Sipping rosé by the pool is great and all, but for foodies, summer is all about getting our hands on that colorful, in-season produce. And sweet corn is one of our favorite summertime offerings. Here’s the lowdown on how to freeze corn on the cob for future enjoyment. Just follow our lead and you, too, can delight in the butter-drenched sweetness of summer come January.
Note: We recommend blanching your corn before freezing. This process of briefly immersing food in boiling water and then plunging into an ice bath in order to halt the cooking process will ensure that you don’t lose any flavor and texture. But if you’re short on time, scroll down for a freezing method that skips this step.
How to Freeze Corn on the Cob
So here’s the thing: Storing loose kernels saves time down the road (just toss those yellow gems into a stir-fry or pasta and you’re good to go). However, if you swoon at the thought of sinking your teeth into a buttered ear of corn that just came off the grill (drizzled with spicy aioli), you can keep the kernels right where they are and freeze your cobs whole. Here’s how:
1. Fill a large stockpot two-thirds full with water and season generously with kosher salt. Cover the pot with a tight-fitting lid and heat on high to bring the water to a rapid boil.
2. While you wait, prepare an ice bath. The ice-cold water will shock the corn after it’s been scalded and stop the cooking process, so your corn doesn’t lose its toothsome texture. To get your ice bath ready, empty several ice cube trays into a large bowl and fill with cold water. Set the ice bath aside near the stove so you can promptly cool the corn after blanching.
3. Shuck each ear of corn and remove the silk (a soft brush will quickly take care of any stubborn silk that remains). With a heavy knife, trim half an inch off of both ends of the cob.
4. Once the water has reached a boil, use tongs to add the shucked and trimmed cobs to the pot and boil for four minutes. The point of blanching is to partially cook so keep a close eye on the clock.
5. When the time is up, use tongs to remove each cob and dunk directly into the prepared ice bath.

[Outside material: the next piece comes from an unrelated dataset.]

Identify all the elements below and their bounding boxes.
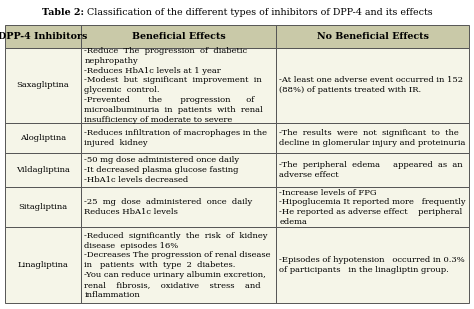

Let the cobs cool completely (about five minutes) before draining and patting them dry with a paper towel. Don’t skip this step since any remaining moisture on the surface of your corn will quickly turn into a layer of frost when your whole cobs hit the freezer.
6. After you’ve diligently dried the ears of corn, roll each cob in several layers of plastic wrap, taking care to tightly seal the corn at both ends as well.
7. Stick your shrink-wrapped cobs of corn in the back of the freezer to ensure six to 12 months of freshness. For a sweet-and-savory surprise whenever you please, unwrap and cook each frozen cob just as you would a fresh one.
How to Freeze Kernels of Corn
1. Blanch corn per instructions above (i.e., steps one through five).
2. When the corn has been cooled and patted dry, cut the kernels away from the cob with a sharp knife. Be sure to cut close to the cob or you will cut the kernels and spill all those sweet juices. (If you’re doing it right, the kernels should come off in clean sheets.)
3. Once the kernels have been taken off the cob, spoon them into plastic freezer bags. Remove excess air out of each bag before sealing and labeling with the date.
4. Store sealed bags of blanched corn in the back of the freezer where they will stay fresh and sweet for six months to a year.
Can I Freeze Corn Without Blanching?
Technically yes, but it’s not a good idea. Blanching is an essential step that protects the flavor, texture and nutritional content of your beloved corn. Of course, you shouldn’t have to see your summer candy spoil simply because you were too strapped for time. Corn on the cob can be frozen whole, without blanching—you’ll just be a little more limited when it comes time to cook it, as the corn is more likely to develop a chewy or mushy character. Here’s how to freeze unblanched corn when you’re in a hurry:
1. Shuck the corn and discard the husks.
2. Remove all silk from the surface of the corn with your fingers or a soft vegetable brush.
3. Wrap cobs completely in plastic wrap for a tight seal. You can also toss the corn on the cob in a plastic freezer bag—just be sure to remove any excess air from the bag before you seal it.
4. Stick unblanched, whole cobs in the freezer and consume within three months. (Note: The sooner you use your corn, the better)
What are you waiting for? It’s time to head to the farmers market or store and stock up on succulent cobs so you can chow down on ‘em well into winter.